Бог знает, сколько их обитало в зданиях капитула, но Юкико видела в своей жизни три типа гильдийцев: три варианта одного и того же металлического инсектоида. Первый тип – лотосмены-пугала, которые шныряют по улицам Кигена и жужжат над доками, словно мухи над навозом. Второй тип – наводящие ужас чистильщики, что сжигают невинных детей на Пылающих камнях, изрекая древние догмы. И наконец, мастера-политехники. Пугала – это солдаты войска Гильдии, чистильщики – ее жрецы. А мастера-политехники – это механики, инженеры и техники, и именно они создают все машины и чудесные устройства, которые Гильдия пока еще дарит населению Шимы.

Гильдиец на судне был мастером-политехником. Его латунного цвета костюм представлял собой комбинацию защитного атмоскафандра и комплекта работающих на чи инструментов. Вся поверхность этого чуда техники была утыкана разнообразными устройствами: сверла, динамометрические ключи, резаки и дисковые пилы; в рюкзаке был складной кран малой грузоподъемности и баллоны с ацетиленом. У чистильщиков были фасеточные глаза, у лотосменов – обычные, у мастеров-политехников была одна прямоугольная пластина, светившаяся красным светом в центре пустого лица. На груди, рядом с постоянно щелкающим мехабаком, располагались в ряд несколько переключателей и циферблатов. Пока Юкико смотрела на него, гильдиец перекатывал шарики по углублениям устройства сложными, запутанными движениями: будто пальцы музыканта порхали по натянутым струнам. Большинство людей думали, что мехабаки – это некая форма счетной машины, но никто, кроме гильдийцев, не знал, для чего они на самом деле служат.

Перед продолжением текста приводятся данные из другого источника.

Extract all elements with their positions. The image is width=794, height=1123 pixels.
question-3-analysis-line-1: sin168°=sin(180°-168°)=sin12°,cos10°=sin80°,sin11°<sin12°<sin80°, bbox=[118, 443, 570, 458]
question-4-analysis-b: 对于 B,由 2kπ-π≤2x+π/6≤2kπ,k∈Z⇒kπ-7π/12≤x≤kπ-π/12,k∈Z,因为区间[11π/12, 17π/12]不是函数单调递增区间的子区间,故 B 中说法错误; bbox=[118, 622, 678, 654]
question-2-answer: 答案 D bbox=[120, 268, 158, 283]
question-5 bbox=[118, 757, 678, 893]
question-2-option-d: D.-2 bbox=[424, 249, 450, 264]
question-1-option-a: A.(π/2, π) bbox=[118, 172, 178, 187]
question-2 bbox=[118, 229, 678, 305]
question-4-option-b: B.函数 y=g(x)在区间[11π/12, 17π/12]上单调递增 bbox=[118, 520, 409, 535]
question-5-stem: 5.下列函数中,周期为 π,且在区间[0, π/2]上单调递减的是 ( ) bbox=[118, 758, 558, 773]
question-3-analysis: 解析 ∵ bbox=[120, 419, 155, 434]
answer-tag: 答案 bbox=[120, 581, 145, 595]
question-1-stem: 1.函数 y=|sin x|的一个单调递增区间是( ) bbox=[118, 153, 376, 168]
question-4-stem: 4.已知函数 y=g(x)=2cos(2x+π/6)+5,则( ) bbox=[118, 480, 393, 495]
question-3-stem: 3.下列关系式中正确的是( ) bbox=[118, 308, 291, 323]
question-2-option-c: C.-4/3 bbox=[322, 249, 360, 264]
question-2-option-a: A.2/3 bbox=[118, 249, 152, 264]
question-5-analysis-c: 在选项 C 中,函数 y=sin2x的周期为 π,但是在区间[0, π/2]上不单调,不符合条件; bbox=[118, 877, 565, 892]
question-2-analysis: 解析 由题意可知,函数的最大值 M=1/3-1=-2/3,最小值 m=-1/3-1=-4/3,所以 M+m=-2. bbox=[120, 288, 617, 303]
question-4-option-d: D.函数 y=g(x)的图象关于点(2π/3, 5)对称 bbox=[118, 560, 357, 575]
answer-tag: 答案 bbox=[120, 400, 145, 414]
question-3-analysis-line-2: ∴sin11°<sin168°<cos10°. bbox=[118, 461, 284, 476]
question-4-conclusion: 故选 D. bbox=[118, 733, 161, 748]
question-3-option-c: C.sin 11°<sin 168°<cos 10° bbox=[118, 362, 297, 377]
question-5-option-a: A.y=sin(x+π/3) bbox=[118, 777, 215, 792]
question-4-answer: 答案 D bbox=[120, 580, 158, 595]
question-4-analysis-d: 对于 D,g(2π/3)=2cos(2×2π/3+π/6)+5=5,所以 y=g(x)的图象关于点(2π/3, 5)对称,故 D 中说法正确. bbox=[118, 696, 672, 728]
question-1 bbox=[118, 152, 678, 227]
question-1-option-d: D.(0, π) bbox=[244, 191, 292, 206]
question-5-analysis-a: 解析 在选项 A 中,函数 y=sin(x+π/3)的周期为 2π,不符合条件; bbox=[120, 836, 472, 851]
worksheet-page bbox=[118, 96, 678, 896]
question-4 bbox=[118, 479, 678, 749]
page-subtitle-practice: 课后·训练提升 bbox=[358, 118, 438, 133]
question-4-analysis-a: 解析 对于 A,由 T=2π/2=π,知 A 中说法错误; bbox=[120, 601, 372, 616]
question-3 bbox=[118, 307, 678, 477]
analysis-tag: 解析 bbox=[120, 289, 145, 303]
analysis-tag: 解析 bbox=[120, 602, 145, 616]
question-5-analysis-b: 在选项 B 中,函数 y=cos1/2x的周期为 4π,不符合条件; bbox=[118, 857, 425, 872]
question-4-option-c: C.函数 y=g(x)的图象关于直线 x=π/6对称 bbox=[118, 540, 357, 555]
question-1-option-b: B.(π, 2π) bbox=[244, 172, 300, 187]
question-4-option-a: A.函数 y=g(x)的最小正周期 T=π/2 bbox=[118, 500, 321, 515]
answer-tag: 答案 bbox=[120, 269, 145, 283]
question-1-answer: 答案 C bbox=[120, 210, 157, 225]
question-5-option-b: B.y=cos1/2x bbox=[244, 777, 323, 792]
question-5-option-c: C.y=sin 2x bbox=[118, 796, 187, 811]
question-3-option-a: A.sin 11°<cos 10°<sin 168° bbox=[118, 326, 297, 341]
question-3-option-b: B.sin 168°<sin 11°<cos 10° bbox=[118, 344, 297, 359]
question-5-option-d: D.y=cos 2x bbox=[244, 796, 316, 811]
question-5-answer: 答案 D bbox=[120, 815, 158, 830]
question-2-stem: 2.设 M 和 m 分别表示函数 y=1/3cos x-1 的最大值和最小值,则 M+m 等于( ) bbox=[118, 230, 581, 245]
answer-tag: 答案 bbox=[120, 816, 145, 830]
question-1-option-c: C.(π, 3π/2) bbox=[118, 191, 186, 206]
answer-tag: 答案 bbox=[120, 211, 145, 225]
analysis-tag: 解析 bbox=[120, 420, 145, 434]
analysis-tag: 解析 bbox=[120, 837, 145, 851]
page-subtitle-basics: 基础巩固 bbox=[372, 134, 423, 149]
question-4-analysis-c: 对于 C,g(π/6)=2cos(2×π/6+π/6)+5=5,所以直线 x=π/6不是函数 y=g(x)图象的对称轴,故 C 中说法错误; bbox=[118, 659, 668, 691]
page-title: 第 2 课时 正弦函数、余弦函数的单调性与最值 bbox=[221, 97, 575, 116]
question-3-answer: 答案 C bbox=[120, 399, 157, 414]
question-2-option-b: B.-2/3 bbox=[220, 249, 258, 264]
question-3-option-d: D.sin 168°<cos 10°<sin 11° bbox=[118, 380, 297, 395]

Она посмотрела на нож, воткнутый в дерево перед ней. Акихито подтолкнул Касуми, и они замерли, наблюдая, как гильдиец в звенящем медном костюме приближается к ним по покрытой лаком палубе. Он встал рядом с Юкико, уставился на перила, и в его единственном светящемся глазу отразились геометрические фигуры полей. Послышалось тихое шипение, и из рюкзака вылетела маслянистая струя дыма.

Охотники встревоженно переглянулись.

Гильдиец повернулся и посмотрел на флакон черносна в руке Касуми.

– Токсин шестого класса, – пророкотал он. – Цель?

– Вы знаете, зачем мы здесь, – пробормотала Юкико.

– Разрешение, – он протянул руку в перчатке, чтобы жестом обозначить требование.

– Конечно, господин гильдиец, – сказала Касуми, стараясь изо всех сил взглянуть на девушку из-под очков. Она достала из рюкзака несколько свитков с печатью сёгуна. Политехник осторожно взял их, просканировал кандзи, а затем, кивнув, вернул документы. Гофрированные трубки качали воздух в унисон с пустым механическим дыханием.

– Благодарю вас, гражданин, – прожужжал он.

– Вы работаете на этом корабле? – спросила Юкико.

Он повернулся, чтобы посмотреть на девушку своим странным блестящим глазом. Юкико стало интересно, как он выглядит под этим металлическим панцирем, не скучает ли по прикосновениям солнца к коже, не слышит ли по ночам крики горящих детей. Взгляд был пустым и безликим, словно смотришь в зеркало и никого там не видишь.